NelSat commented 2 months ago

Update: after a day or so, newly created volumes also disappeared from vcenter container volumes list.

sathieu commented 2 weeks ago

probably same as https://github.com/kubernetes-sigs/vsphere-csi-driver/issues/2802.

This may be related to csi-provisionner enabling topology support by default: https://github.com/kubernetes-csi/external-provisioner/pull/1167

sathieu commented 2 weeks ago

It seems that topology support is now enabled by default, but according to docs :

If you already use vSphere Container Storage Plug-in to run applications, but haven't used the topology feature, you must re-create the entire cluster and delete any existing PVCs in the system to be able to use the topology feature.

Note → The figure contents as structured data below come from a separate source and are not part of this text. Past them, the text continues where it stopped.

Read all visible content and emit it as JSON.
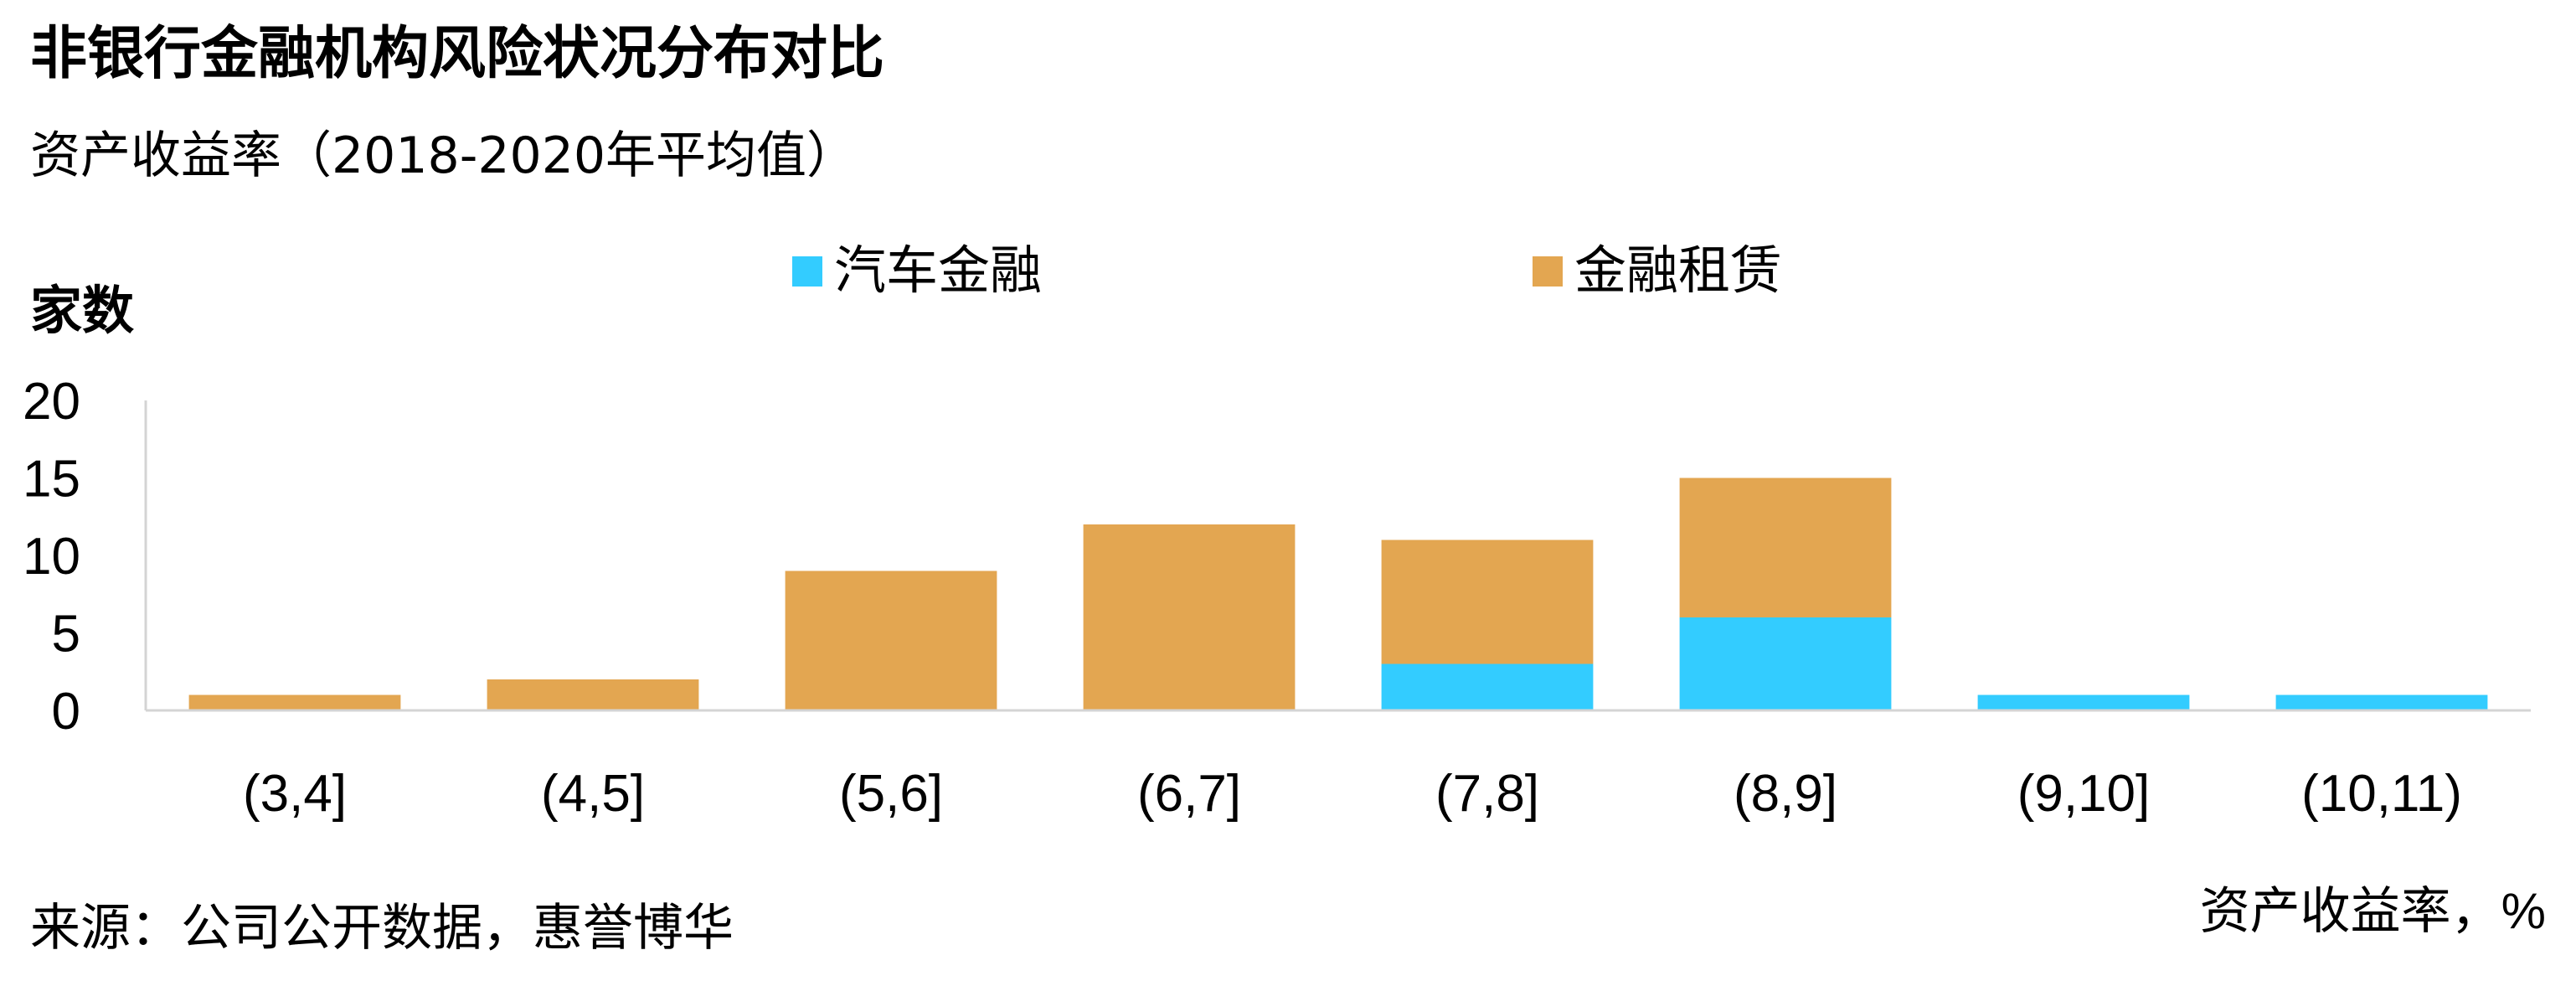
{
  "title": "非银行金融机构风险状况分布对比",
  "subtitle": "资产收益率（2018-2020年平均值）",
  "source": "来源：公司公开数据，惠誉博华",
  "chart_data": {
    "type": "bar",
    "stacked": true,
    "categories": [
      "(3,4]",
      "(4,5]",
      "(5,6]",
      "(6,7]",
      "(7,8]",
      "(8,9]",
      "(9,10]",
      "(10,11)"
    ],
    "series": [
      {
        "name": "汽车金融",
        "values": [
          0,
          0,
          0,
          0,
          3,
          6,
          1,
          1
        ],
        "color": "#33CCFF"
      },
      {
        "name": "金融租赁",
        "values": [
          1,
          2,
          9,
          12,
          8,
          9,
          0,
          0
        ],
        "color": "#E3A651"
      }
    ],
    "ylabel": "家数",
    "xlabel": "资产收益率，%",
    "ylim": [
      0,
      20
    ],
    "yticks": [
      0,
      5,
      10,
      15,
      20
    ],
    "grid": false,
    "legend_position": "top"
  }
}
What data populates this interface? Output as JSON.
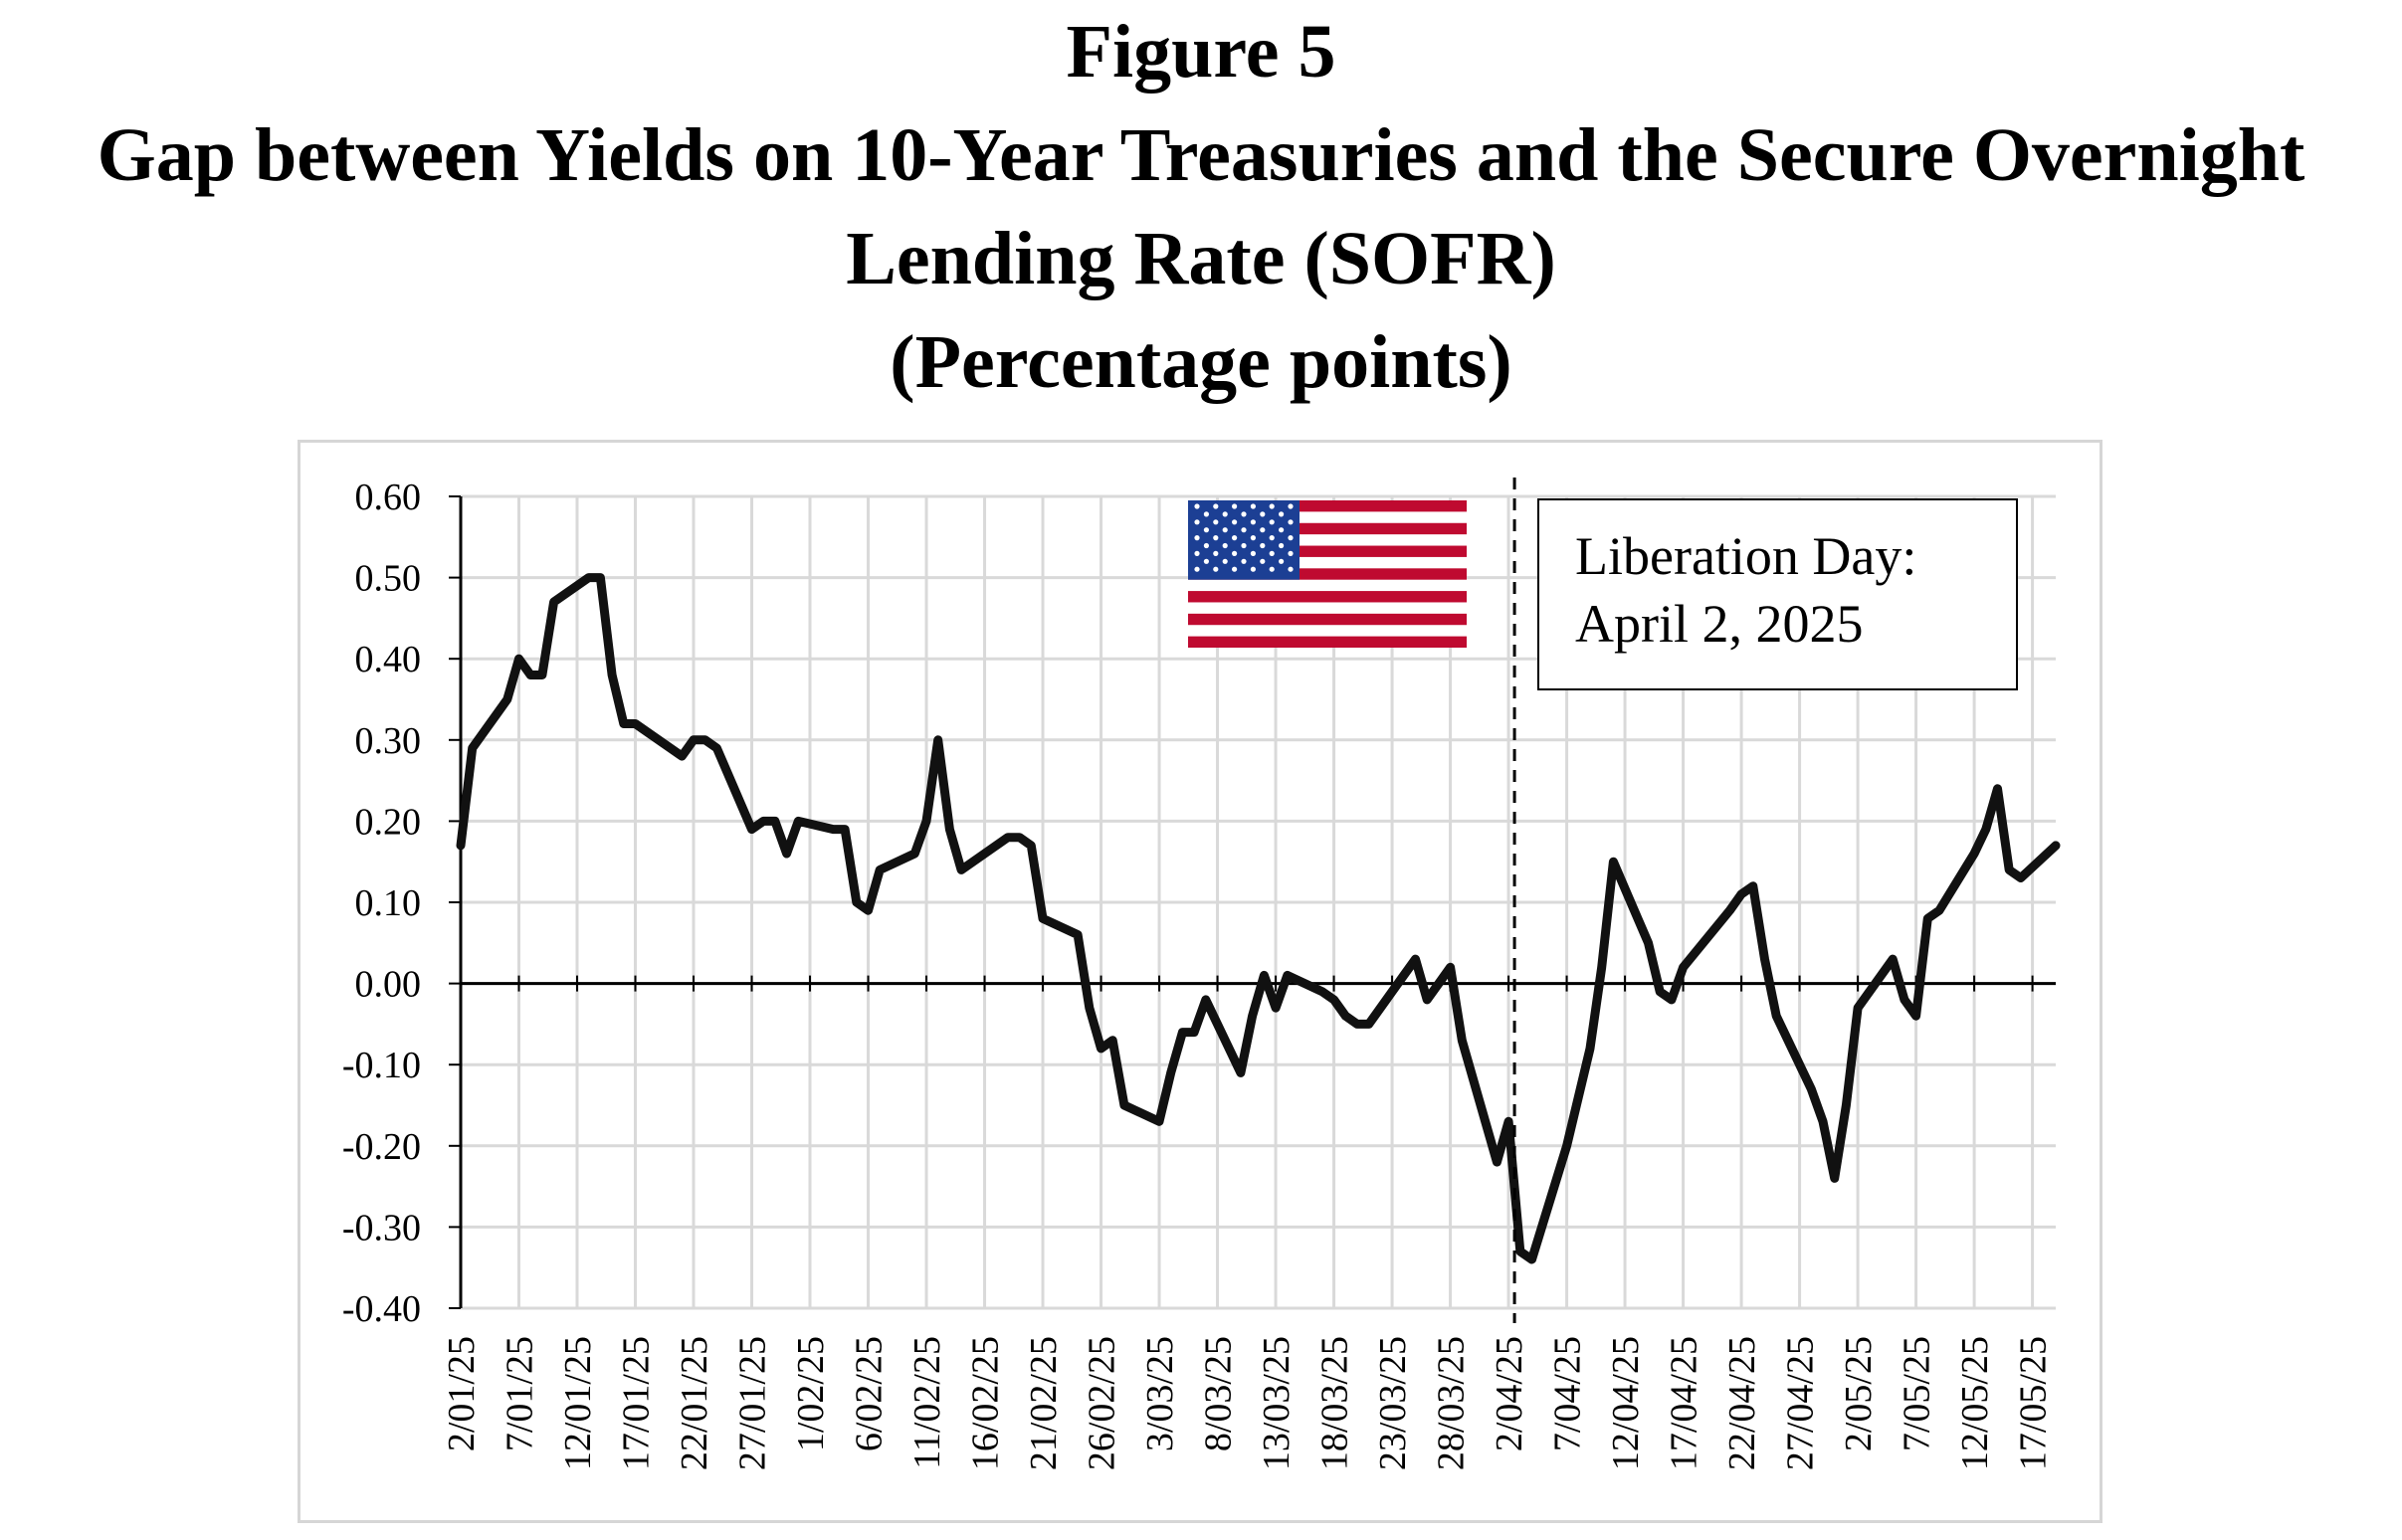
{
  "header": {
    "figure_label": "Figure 5",
    "title_line1": "Gap between Yields on 10-Year Treasuries and the Secure Overnight",
    "title_line2": "Lending Rate (SOFR)",
    "subtitle": "(Percentage points)"
  },
  "annotation": {
    "line1": "Liberation Day:",
    "line2": "April 2, 2025",
    "marker_date": "2/04/25"
  },
  "flag": {
    "icon": "us-flag-icon",
    "red": "#bf0a30",
    "blue": "#1c3f94",
    "white": "#ffffff"
  },
  "chart_data": {
    "type": "line",
    "title": "",
    "xlabel": "",
    "ylabel": "",
    "ylim": [
      -0.4,
      0.6
    ],
    "grid": true,
    "legend": "none",
    "line_color": "#111111",
    "y_ticks": [
      "0.60",
      "0.50",
      "0.40",
      "0.30",
      "0.20",
      "0.10",
      "0.00",
      "-0.10",
      "-0.20",
      "-0.30",
      "-0.40"
    ],
    "x_tick_labels": [
      "2/01/25",
      "7/01/25",
      "12/01/25",
      "17/01/25",
      "22/01/25",
      "27/01/25",
      "1/02/25",
      "6/02/25",
      "11/02/25",
      "16/02/25",
      "21/02/25",
      "26/02/25",
      "3/03/25",
      "8/03/25",
      "13/03/25",
      "18/03/25",
      "23/03/25",
      "28/03/25",
      "2/04/25",
      "7/04/25",
      "12/04/25",
      "17/04/25",
      "22/04/25",
      "27/04/25",
      "2/05/25",
      "7/05/25",
      "12/05/25",
      "17/05/25"
    ],
    "series": [
      {
        "values": [
          [
            "2/01/25",
            0.17
          ],
          [
            "3/01/25",
            0.29
          ],
          [
            "6/01/25",
            0.35
          ],
          [
            "7/01/25",
            0.4
          ],
          [
            "8/01/25",
            0.38
          ],
          [
            "9/01/25",
            0.38
          ],
          [
            "10/01/25",
            0.47
          ],
          [
            "13/01/25",
            0.5
          ],
          [
            "14/01/25",
            0.5
          ],
          [
            "15/01/25",
            0.38
          ],
          [
            "16/01/25",
            0.32
          ],
          [
            "17/01/25",
            0.32
          ],
          [
            "21/01/25",
            0.28
          ],
          [
            "22/01/25",
            0.3
          ],
          [
            "23/01/25",
            0.3
          ],
          [
            "24/01/25",
            0.29
          ],
          [
            "27/01/25",
            0.19
          ],
          [
            "28/01/25",
            0.2
          ],
          [
            "29/01/25",
            0.2
          ],
          [
            "30/01/25",
            0.16
          ],
          [
            "31/01/25",
            0.2
          ],
          [
            "3/02/25",
            0.19
          ],
          [
            "4/02/25",
            0.19
          ],
          [
            "5/02/25",
            0.1
          ],
          [
            "6/02/25",
            0.09
          ],
          [
            "7/02/25",
            0.14
          ],
          [
            "10/02/25",
            0.16
          ],
          [
            "11/02/25",
            0.2
          ],
          [
            "12/02/25",
            0.3
          ],
          [
            "13/02/25",
            0.19
          ],
          [
            "14/02/25",
            0.14
          ],
          [
            "18/02/25",
            0.18
          ],
          [
            "19/02/25",
            0.18
          ],
          [
            "20/02/25",
            0.17
          ],
          [
            "21/02/25",
            0.08
          ],
          [
            "24/02/25",
            0.06
          ],
          [
            "25/02/25",
            -0.03
          ],
          [
            "26/02/25",
            -0.08
          ],
          [
            "27/02/25",
            -0.07
          ],
          [
            "28/02/25",
            -0.15
          ],
          [
            "3/03/25",
            -0.17
          ],
          [
            "4/03/25",
            -0.11
          ],
          [
            "5/03/25",
            -0.06
          ],
          [
            "6/03/25",
            -0.06
          ],
          [
            "7/03/25",
            -0.02
          ],
          [
            "10/03/25",
            -0.11
          ],
          [
            "11/03/25",
            -0.04
          ],
          [
            "12/03/25",
            0.01
          ],
          [
            "13/03/25",
            -0.03
          ],
          [
            "14/03/25",
            0.01
          ],
          [
            "17/03/25",
            -0.01
          ],
          [
            "18/03/25",
            -0.02
          ],
          [
            "19/03/25",
            -0.04
          ],
          [
            "20/03/25",
            -0.05
          ],
          [
            "21/03/25",
            -0.05
          ],
          [
            "24/03/25",
            0.01
          ],
          [
            "25/03/25",
            0.03
          ],
          [
            "26/03/25",
            -0.02
          ],
          [
            "27/03/25",
            0.0
          ],
          [
            "28/03/25",
            0.02
          ],
          [
            "29/03/25",
            -0.07
          ],
          [
            "1/04/25",
            -0.22
          ],
          [
            "2/04/25",
            -0.17
          ],
          [
            "3/04/25",
            -0.33
          ],
          [
            "4/04/25",
            -0.34
          ],
          [
            "7/04/25",
            -0.2
          ],
          [
            "8/04/25",
            -0.14
          ],
          [
            "9/04/25",
            -0.08
          ],
          [
            "10/04/25",
            0.02
          ],
          [
            "11/04/25",
            0.15
          ],
          [
            "14/04/25",
            0.05
          ],
          [
            "15/04/25",
            -0.01
          ],
          [
            "16/04/25",
            -0.02
          ],
          [
            "17/04/25",
            0.02
          ],
          [
            "21/04/25",
            0.09
          ],
          [
            "22/04/25",
            0.11
          ],
          [
            "23/04/25",
            0.12
          ],
          [
            "24/04/25",
            0.03
          ],
          [
            "25/04/25",
            -0.04
          ],
          [
            "28/04/25",
            -0.13
          ],
          [
            "29/04/25",
            -0.17
          ],
          [
            "30/04/25",
            -0.24
          ],
          [
            "1/05/25",
            -0.15
          ],
          [
            "2/05/25",
            -0.03
          ],
          [
            "5/05/25",
            0.03
          ],
          [
            "6/05/25",
            -0.02
          ],
          [
            "7/05/25",
            -0.04
          ],
          [
            "8/05/25",
            0.08
          ],
          [
            "9/05/25",
            0.09
          ],
          [
            "12/05/25",
            0.16
          ],
          [
            "13/05/25",
            0.19
          ],
          [
            "14/05/25",
            0.24
          ],
          [
            "15/05/25",
            0.14
          ],
          [
            "16/05/25",
            0.13
          ],
          [
            "19/05/25",
            0.17
          ]
        ]
      }
    ]
  }
}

So this looks like a breaking change. Can we disable topology with topology-preferential-datastores=false?

@divyenpatel any idea?

NelSat commented 2 weeks ago

Update: after trying a lot of different things to recover the volume catalog in vcenter, we just gave up and manually migrated our data from the broken vsphere volumes to other kinds of storage. Then we did a full purge of the vsphere cpi/csi and all the vsphere volumes from that cluster, and re-installed it all using the rancher helm charts. So far it's working. We were completely clueless about topology settings being the root cause, since we never used it and none of the error messages we found led us this way.